Winning the Open Championship is something to celebrate. Winning by seven strokes on the Old Course in St. Andrews is more than impressive. Well, that’s exactly what Louis Oosthuizen did in 2010, and you might be surprised at some of the clubs he had in his bag.
Ping Rapture V2 (9°) with Project X X6B7 shaft
The Ping Rapture V2 followed in the footsteps of the original Ping Rapture rider – who remains to this day the only rider Ping has ever built with a carbon composite crown. The V2 reverted to titanium construction and was a radical change in geometry with a flowing crown and flat sole that placed tungsten weights at the far back of the club to increase MOI while reducing spin.
The Rapture line marked the first time that Ping offered a full line of competing “premium” products under a different name in the market than the traditional “G” and “i” lines at a higher price. The Rapture line was followed by a full line of Anser clubs in 2012, and one of those hybrids was used by Phil Mickelson when he won his Open Championship in 2013.
Nike SQ Sumo 3 wood (13°) and 5 wood (19°) with Project X shafts X6B7
If there were ever any clubs that would stick out like a sore thumb, it would be the Nike fairway woods in a Ping golf bag. No offense to Nike, but beyond staff members including Scottie Scheffler – who recently replaced his old Nike VR 3 wood, there weren’t many golfers at that time who used Nike clubs without contract.
The other standout element of the Louis fairway woods is the fact that he used the same weight shafts in his 3 and 5 woods as in his driver – the original Project X Series X6B7. This is not a common way to build fairway woods since most players will use a shaft that weighs 10-20 grams more than the driver.
Ping S56, (3-9 iron) with True Temper Dynamic Gold X-100 shafts
The Ping S Series irons marked a sea change in design philosophy for a company that has never really pushed the envelope in the blade iron category. The original model was the S59 released in 2007, followed by the S58, S57 and finally the S56 used by Louis.
Even with their smaller shape, they still offered a relatively high MOI thanks to a tungsten weight positioned in the low club toe – just like Jurassic Park’s dinosaurs, Ping’s engineers “find a way”.

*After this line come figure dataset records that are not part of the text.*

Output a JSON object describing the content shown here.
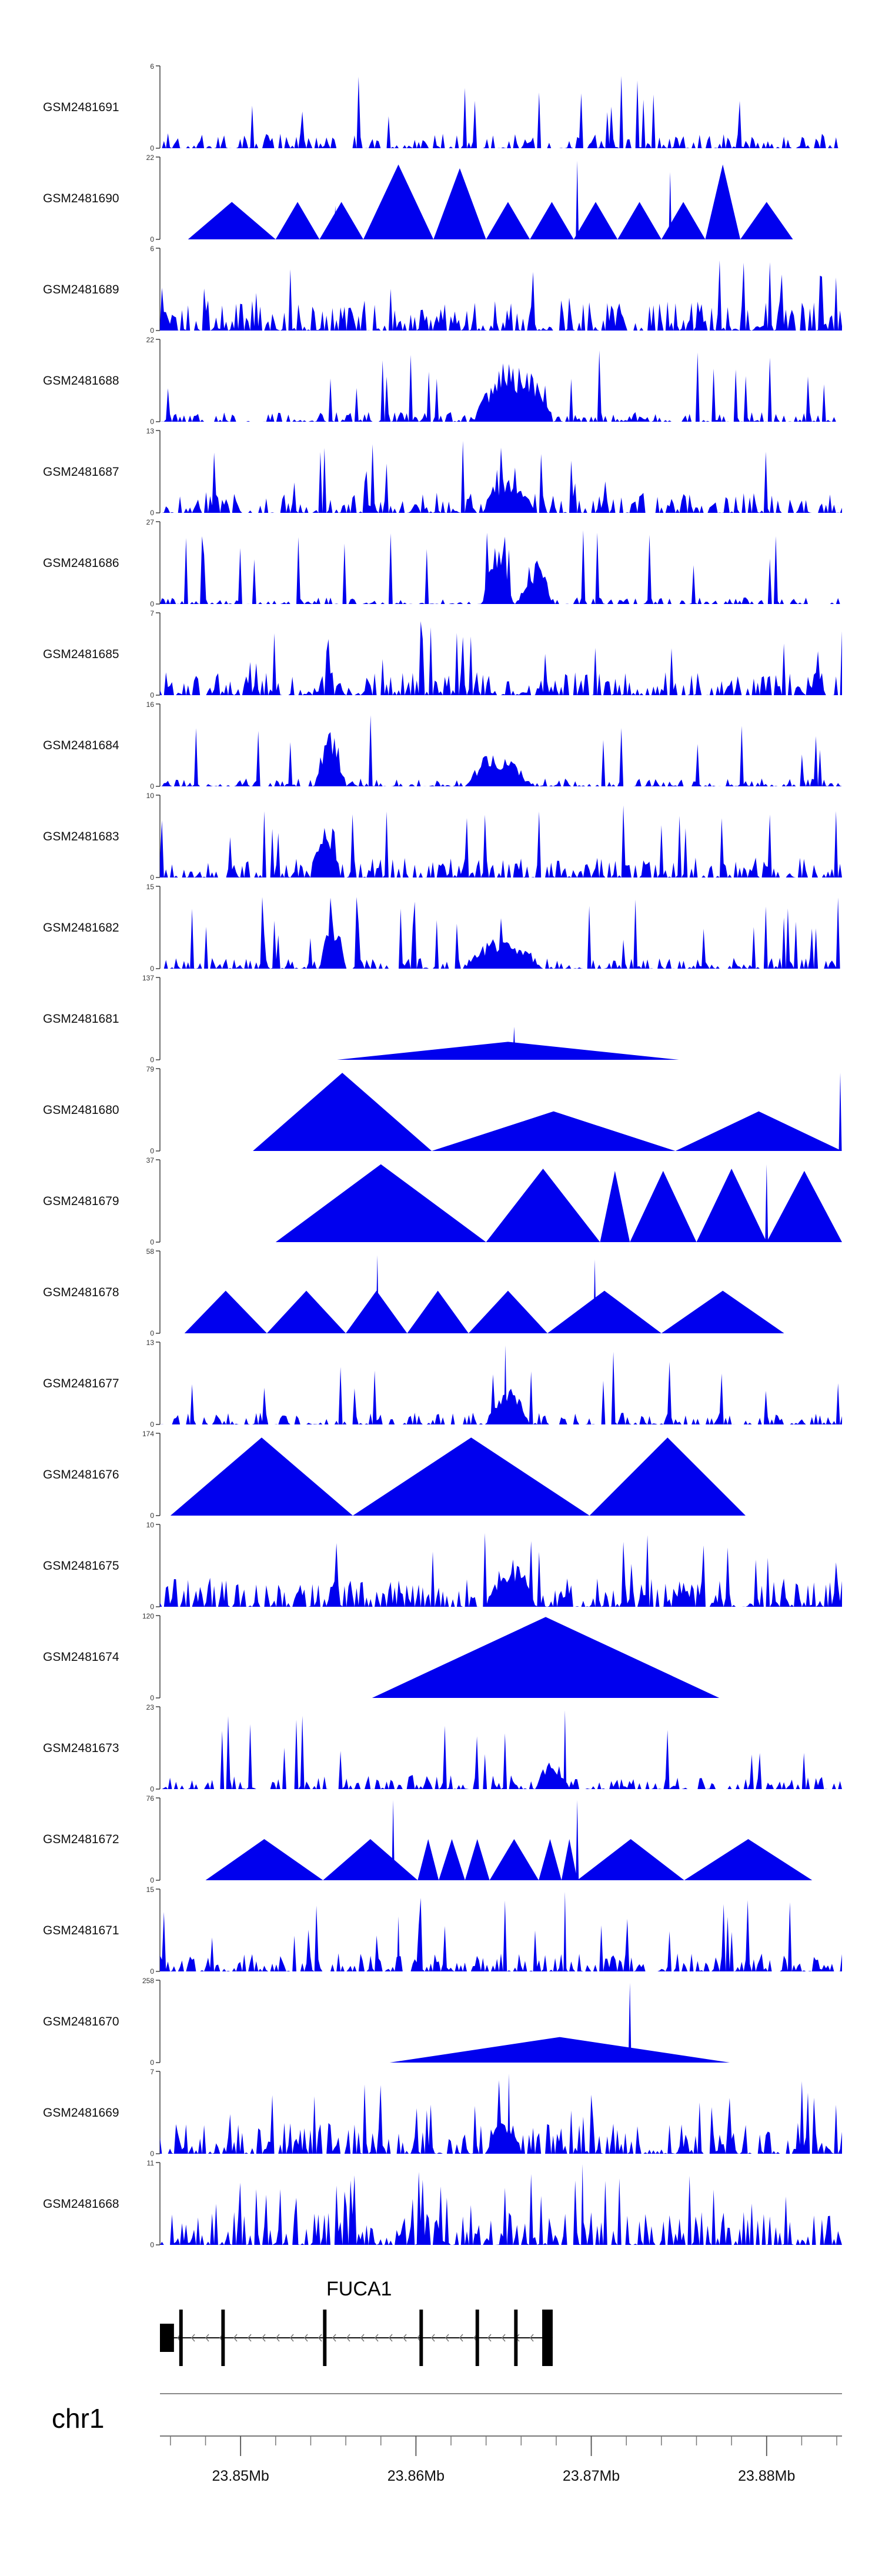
{
  "chart_data": {
    "type": "area",
    "title": "",
    "chromosome": "chr1",
    "xlim": [
      23.8454,
      23.8843
    ],
    "x_unit": "Mb",
    "x_ticks": [
      23.85,
      23.86,
      23.87,
      23.88
    ],
    "x_tick_labels": [
      "23.85Mb",
      "23.86Mb",
      "23.87Mb",
      "23.88Mb"
    ],
    "fill_color": "#0000ee",
    "gene": {
      "name": "FUCA1",
      "strand": "-",
      "start": 23.8454,
      "end": 23.8678,
      "exons": [
        [
          23.8454,
          23.8462
        ],
        [
          23.8465,
          23.8467
        ],
        [
          23.8489,
          23.8491
        ],
        [
          23.8547,
          23.8549
        ],
        [
          23.8602,
          23.8604
        ],
        [
          23.8634,
          23.8636
        ],
        [
          23.8656,
          23.8658
        ],
        [
          23.8672,
          23.8678
        ]
      ]
    },
    "tracks": [
      {
        "name": "GSM2481691",
        "ymax": 6,
        "kind": "noise",
        "seed": 11,
        "density": 0.55,
        "base": 0.5,
        "bursts": []
      },
      {
        "name": "GSM2481690",
        "ymax": 22,
        "kind": "tri",
        "tris": [
          [
            23.847,
            23.852,
            10
          ],
          [
            23.852,
            23.8545,
            10
          ],
          [
            23.8545,
            23.857,
            10
          ],
          [
            23.857,
            23.861,
            20
          ],
          [
            23.861,
            23.864,
            19
          ],
          [
            23.864,
            23.8665,
            10
          ],
          [
            23.8665,
            23.869,
            10
          ],
          [
            23.869,
            23.8715,
            10
          ],
          [
            23.8715,
            23.874,
            10
          ],
          [
            23.874,
            23.8765,
            10
          ],
          [
            23.8765,
            23.8785,
            20
          ],
          [
            23.8785,
            23.8815,
            10
          ]
        ],
        "spikes": [
          [
            23.8692,
            21
          ],
          [
            23.8745,
            18
          ],
          [
            23.8554,
            9
          ]
        ]
      },
      {
        "name": "GSM2481689",
        "ymax": 6,
        "kind": "noise",
        "seed": 23,
        "density": 0.75,
        "base": 1.0,
        "bursts": []
      },
      {
        "name": "GSM2481688",
        "ymax": 22,
        "kind": "noise",
        "seed": 37,
        "density": 0.5,
        "base": 1.2,
        "bursts": [
          [
            23.8633,
            23.8678,
            17
          ]
        ]
      },
      {
        "name": "GSM2481687",
        "ymax": 13,
        "kind": "noise",
        "seed": 41,
        "density": 0.6,
        "base": 1.5,
        "bursts": [
          [
            23.8638,
            23.8668,
            7
          ]
        ]
      },
      {
        "name": "GSM2481686",
        "ymax": 27,
        "kind": "noise",
        "seed": 53,
        "density": 0.45,
        "base": 1.0,
        "bursts": [
          [
            23.8638,
            23.8655,
            20
          ],
          [
            23.8658,
            23.8678,
            14
          ]
        ]
      },
      {
        "name": "GSM2481685",
        "ymax": 7,
        "kind": "noise",
        "seed": 61,
        "density": 0.65,
        "base": 0.9,
        "bursts": []
      },
      {
        "name": "GSM2481684",
        "ymax": 16,
        "kind": "noise",
        "seed": 71,
        "density": 0.55,
        "base": 0.7,
        "bursts": [
          [
            23.8542,
            23.856,
            11
          ],
          [
            23.8628,
            23.8665,
            7
          ]
        ]
      },
      {
        "name": "GSM2481683",
        "ymax": 10,
        "kind": "noise",
        "seed": 83,
        "density": 0.55,
        "base": 1.1,
        "bursts": [
          [
            23.854,
            23.8557,
            8
          ]
        ]
      },
      {
        "name": "GSM2481682",
        "ymax": 15,
        "kind": "noise",
        "seed": 97,
        "density": 0.55,
        "base": 0.9,
        "bursts": [
          [
            23.8545,
            23.856,
            10
          ],
          [
            23.8628,
            23.8672,
            6
          ]
        ]
      },
      {
        "name": "GSM2481681",
        "ymax": 137,
        "kind": "tri",
        "tris": [
          [
            23.8555,
            23.875,
            30
          ]
        ],
        "spikes": [
          [
            23.8656,
            55
          ]
        ]
      },
      {
        "name": "GSM2481680",
        "ymax": 79,
        "kind": "tri",
        "tris": [
          [
            23.8507,
            23.8609,
            75
          ],
          [
            23.8609,
            23.8748,
            38
          ],
          [
            23.8748,
            23.8843,
            38
          ]
        ],
        "spikes": [
          [
            23.8842,
            75
          ]
        ]
      },
      {
        "name": "GSM2481679",
        "ymax": 37,
        "kind": "tri",
        "tris": [
          [
            23.852,
            23.864,
            35
          ],
          [
            23.864,
            23.8705,
            33
          ],
          [
            23.8705,
            23.8722,
            32
          ],
          [
            23.8722,
            23.876,
            32
          ],
          [
            23.876,
            23.88,
            33
          ],
          [
            23.88,
            23.8843,
            32
          ]
        ],
        "spikes": [
          [
            23.88,
            35
          ]
        ]
      },
      {
        "name": "GSM2481678",
        "ymax": 58,
        "kind": "tri",
        "tris": [
          [
            23.8468,
            23.8515,
            30
          ],
          [
            23.8515,
            23.856,
            30
          ],
          [
            23.856,
            23.8595,
            30
          ],
          [
            23.8595,
            23.863,
            30
          ],
          [
            23.863,
            23.8675,
            30
          ],
          [
            23.8675,
            23.874,
            30
          ],
          [
            23.874,
            23.881,
            30
          ]
        ],
        "spikes": [
          [
            23.8578,
            55
          ],
          [
            23.8702,
            52
          ]
        ]
      },
      {
        "name": "GSM2481677",
        "ymax": 13,
        "kind": "noise",
        "seed": 101,
        "density": 0.5,
        "base": 0.9,
        "bursts": [
          [
            23.864,
            23.8665,
            6
          ]
        ],
        "spikes": [
          [
            23.8651,
            12.5
          ]
        ]
      },
      {
        "name": "GSM2481676",
        "ymax": 174,
        "kind": "tri",
        "tris": [
          [
            23.846,
            23.8564,
            165
          ],
          [
            23.8564,
            23.8699,
            165
          ],
          [
            23.8699,
            23.8788,
            165
          ]
        ],
        "spikes": []
      },
      {
        "name": "GSM2481675",
        "ymax": 10,
        "kind": "noise",
        "seed": 113,
        "density": 0.7,
        "base": 1.6,
        "bursts": [
          [
            23.864,
            23.8668,
            6
          ]
        ]
      },
      {
        "name": "GSM2481674",
        "ymax": 120,
        "kind": "tri",
        "tris": [
          [
            23.8575,
            23.8773,
            118
          ]
        ],
        "spikes": []
      },
      {
        "name": "GSM2481673",
        "ymax": 23,
        "kind": "noise",
        "seed": 127,
        "density": 0.5,
        "base": 1.8,
        "bursts": [
          [
            23.8668,
            23.8688,
            8
          ]
        ],
        "spikes": [
          [
            23.8685,
            22
          ]
        ]
      },
      {
        "name": "GSM2481672",
        "ymax": 76,
        "kind": "tri",
        "tris": [
          [
            23.848,
            23.8547,
            38
          ],
          [
            23.8547,
            23.8601,
            38
          ],
          [
            23.8601,
            23.8613,
            38
          ],
          [
            23.8613,
            23.8628,
            38
          ],
          [
            23.8628,
            23.8642,
            38
          ],
          [
            23.8642,
            23.867,
            38
          ],
          [
            23.867,
            23.8683,
            38
          ],
          [
            23.8683,
            23.8692,
            38
          ],
          [
            23.8692,
            23.8753,
            38
          ],
          [
            23.8753,
            23.8826,
            38
          ]
        ],
        "spikes": [
          [
            23.8587,
            74
          ],
          [
            23.8692,
            74
          ]
        ]
      },
      {
        "name": "GSM2481671",
        "ymax": 15,
        "kind": "noise",
        "seed": 131,
        "density": 0.6,
        "base": 1.5,
        "bursts": [],
        "spikes": [
          [
            23.8685,
            14.5
          ],
          [
            23.859,
            10
          ]
        ]
      },
      {
        "name": "GSM2481670",
        "ymax": 258,
        "kind": "tri",
        "tris": [
          [
            23.8585,
            23.8779,
            80
          ]
        ],
        "spikes": [
          [
            23.8722,
            250
          ]
        ]
      },
      {
        "name": "GSM2481669",
        "ymax": 7,
        "kind": "noise",
        "seed": 139,
        "density": 0.6,
        "base": 1.2,
        "bursts": [
          [
            23.864,
            23.866,
            3
          ]
        ],
        "spikes": [
          [
            23.8653,
            6.8
          ]
        ]
      },
      {
        "name": "GSM2481668",
        "ymax": 11,
        "kind": "noise",
        "seed": 149,
        "density": 0.6,
        "base": 2.0,
        "bursts": [],
        "spikes": [
          [
            23.8695,
            10.8
          ]
        ]
      }
    ]
  }
}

Ping Tour S Rustic: 47°, 54° & 60° with True Temper Dynamic Gold X-100 shafts
For Ping, this era marked many firsts for the company, with another making its way into the bag of the eventual Open Championship winner – the rusty wedges. After sufficient consumer and tour player demand, when the Tour S cleats were released, they were offered in both a chrome and oil can type finish that would intentionally wear and rust over time.
Ping has since ditched raw cleats altogether in favor of their hydro-pearl chrome which helps increase friction and maintain spin in wet conditions.
Ping Redwood Anser – Long Neck Prototype
To provide some background for those who don’t have the sometimes paralyzing amount of knowledge about nerdy equipment that roams in my brain, the Redwood Series was the first time Ping offered a one-piece milled stainless steel putter. to the general public. Think of Redwod putters as the ancestor of the modern PLD series.
Louis’ putter was a prototype long-neck plumber’s version of the Redwood Anser, which helped make the head more balanced, and it was never released to the public.
Prior to the Redwood, Ping in 2002 offered a line of machined titanium and tungsten putters called the JAS, but the hefty price tag of nearly $500 created by the manufacturing processes and materials never became a mainstream hit.